Tuesday, September 24, 2013
I'm participating in a Day of the Dead art swap over at Mother Henna.
I'm a super type A and it is really hard for me to let go and let the art magic happen. However, I discovered two things. One, I'm becoming obsessed with Day of the Dead. A day to remember and celebrate our loved ones? Bring it on. And, Two, I really love collage. I mean, I love it. I especially like cutting out words from magazines and watch as a message from the universe appears to me.
I made these personal shrines. They are inspired by the tin 'nichos' in Latin American culture where you make a tiny shrine featuring a symbol or item that is special to you. They use mason jar lids since mason jars are all hip and in style right now. Also cheap. And now that I've started I can't stop. I want to make a million of them. My son is getting baptized this weekend (at the age of 8, it's a big deal) and I want to make a little shadowbox shrine to commemorate that. I want to make one with my great grandmother's photo and her broach I have. I want to make one to honor Gabriel with his sandname photo and some shells and a little bottle of sand.
Here are a few photos from the ones I made from the swap- I kept my two favorite. The red one that says, "Dream" and one not pictured that says, "Discover the Path"
Collage. Who knew?
I worked in the children's section at Borders Books for about 15 years and sold many many copies of this book: Love You Forever by Robert Munsch. I cringed a little bit every time I did. You either love this book or you hate it. I admit, I was a hater.

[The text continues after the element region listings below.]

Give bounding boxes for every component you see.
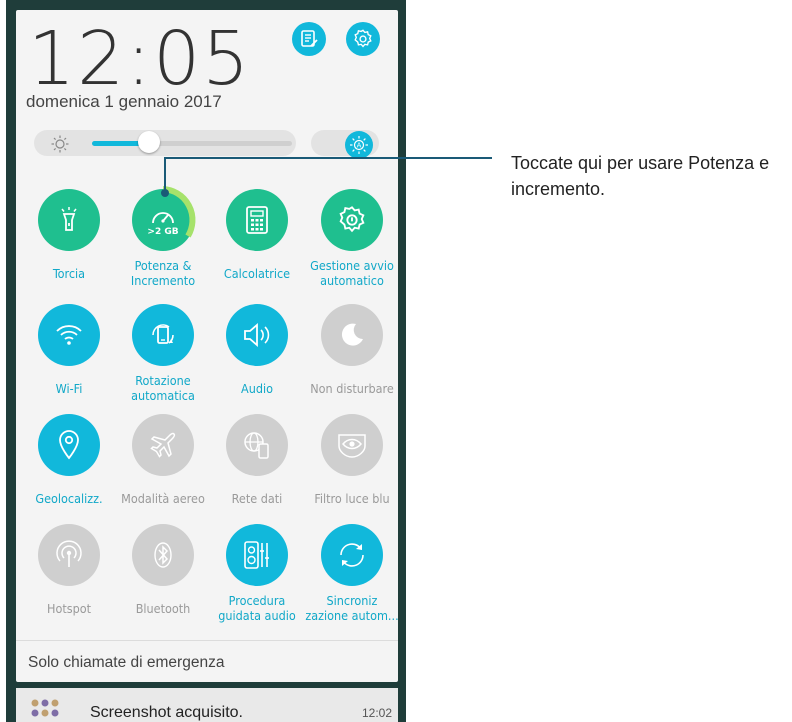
tile-label: Modalità aereo [121, 490, 205, 506]
tile-bluetooth[interactable]: Bluetooth [116, 524, 210, 624]
callout-line-horizontal [164, 157, 492, 159]
tile-wi-fi[interactable]: Wi-Fi [22, 304, 116, 404]
date: domenica 1 gennaio 2017 [26, 92, 222, 111]
tile-label: Non disturbare [310, 380, 394, 396]
notification-time: 12:02 [362, 706, 393, 720]
airplane-icon [147, 429, 179, 461]
tile-potenza-incremento[interactable]: >2 GB Potenza & Incremento [116, 186, 210, 289]
tile-torcia[interactable]: Torcia [22, 189, 116, 289]
tile-label: Wi-Fi [55, 380, 83, 396]
tile-toggle-button[interactable] [132, 524, 194, 586]
tile-toggle-button[interactable] [38, 304, 100, 366]
equalizer-icon [242, 539, 272, 571]
emergency-calls-status: Solo chiamate di emergenza [28, 654, 225, 671]
gear-icon [336, 204, 368, 236]
screenshot-notification[interactable]: Screenshot acquisito. 12:02 [16, 688, 398, 722]
hotspot-icon [54, 540, 84, 570]
tile-toggle-button[interactable] [321, 414, 383, 476]
speaker-icon [241, 321, 273, 349]
tile-label: Potenza & Incremento [130, 258, 196, 288]
tile-label: Procedura guidata audio [218, 593, 296, 623]
settings-icon [354, 29, 372, 48]
bluetooth-icon [149, 539, 177, 571]
svg-text:A: A [357, 142, 362, 150]
tile-gestione-avvio-automatico[interactable]: Gestione avvio automatico [305, 189, 399, 289]
tile-toggle-button[interactable] [226, 304, 288, 366]
tile-procedura-guidata-audio[interactable]: Procedura guidata audio [210, 524, 304, 624]
tile-toggle-button[interactable] [132, 304, 194, 366]
quick-settings-screen: 12:05 domenica 1 gennaio 2017 A Torcia >… [6, 0, 406, 722]
tile-label: Rotazione automatica [131, 373, 195, 403]
tile-rotazione-automatica[interactable]: Rotazione automatica [116, 304, 210, 404]
tile-label: Audio [241, 380, 273, 396]
tile-modalit-aereo[interactable]: Modalità aereo [116, 414, 210, 514]
calculator-icon [244, 205, 270, 235]
auto-brightness-icon: A [350, 136, 368, 154]
tile-toggle-button[interactable]: >2 GB [132, 186, 196, 251]
flashlight-icon [54, 205, 84, 235]
auto-brightness-button[interactable]: A [345, 131, 373, 159]
tile-toggle-button[interactable] [321, 189, 383, 251]
tile-toggle-button[interactable] [38, 414, 100, 476]
moon-icon [337, 320, 367, 350]
divider [16, 640, 398, 641]
wifi-icon [54, 322, 84, 348]
tile-filtro-luce-blu[interactable]: Filtro luce blu [305, 414, 399, 514]
rotation-icon [147, 319, 179, 351]
tile-toggle-button[interactable] [226, 524, 288, 586]
brightness-track-remaining [154, 141, 292, 146]
tile-label: Sincroniz zazione autom... [305, 593, 399, 623]
tile-sincroniz-zazione-autom[interactable]: Sincroniz zazione autom... [305, 524, 399, 624]
tile-toggle-button[interactable] [38, 524, 100, 586]
tile-hotspot[interactable]: Hotspot [22, 524, 116, 624]
sync-icon [335, 538, 369, 572]
location-pin-icon [56, 429, 82, 461]
tile-rete-dati[interactable]: Rete dati [210, 414, 304, 514]
clock: 12:05 [28, 16, 252, 102]
tile-audio[interactable]: Audio [210, 304, 304, 404]
tile-toggle-button[interactable] [38, 189, 100, 251]
notification-title: Screenshot acquisito. [90, 704, 243, 721]
notes-button[interactable] [292, 22, 326, 56]
tile-label: Gestione avvio automatico [310, 258, 394, 288]
brightness-icon [51, 135, 69, 153]
tile-label: Filtro luce blu [314, 490, 390, 506]
tile-label: Calcolatrice [223, 265, 291, 281]
eye-icon [336, 430, 368, 460]
tile-label: Hotspot [46, 600, 92, 616]
tile-toggle-button[interactable] [226, 414, 288, 476]
tile-toggle-button[interactable] [321, 304, 383, 366]
callout-text: Toccate qui per usare Potenza e incremen… [511, 153, 770, 199]
tile-label: Torcia [52, 265, 86, 281]
tile-label: Bluetooth [135, 600, 191, 616]
tile-calcolatrice[interactable]: Calcolatrice [210, 189, 304, 289]
tile-toggle-button[interactable] [132, 414, 194, 476]
globe-phone-icon [241, 429, 273, 461]
tile-label: Geolocalizz. [35, 490, 103, 506]
settings-button[interactable] [346, 22, 380, 56]
tile-geolocalizz[interactable]: Geolocalizz. [22, 414, 116, 514]
tile-label: Rete dati [231, 490, 283, 506]
tile-non-disturbare[interactable]: Non disturbare [305, 304, 399, 404]
notes-icon [301, 30, 318, 47]
tile-toggle-button[interactable] [321, 524, 383, 586]
screenshot-app-icon [31, 699, 59, 717]
brightness-slider-thumb[interactable] [138, 131, 160, 153]
tile-toggle-button[interactable] [226, 189, 288, 251]
callout-dot [161, 189, 169, 197]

Today I found out the story BEHIND this book. From Robert Munsch's website
Love You Forever started as a song.
“I’ll love you forever,
I’ll like you for always,
as long as I’m living
my baby you’ll be.”
I made that up after my wife and I had two babies born dead. The song was my song to my dead babies. For a long time I had it in my head and I couldn’t even sing it because every time I tried to sing it I cried. It was very strange having a song in my head that I couldn’t sing.
For a long time it was just a song but one day, while telling stories at a big theatre at the University of Guelph, it occurred to me that I might be able to make a story around the song.
Out popped Love You Forever, pretty much the way it is in the book.
Knowing that, now I know I really will never be able to read this book again. But you can bet I will be squeezing my kids extra tight.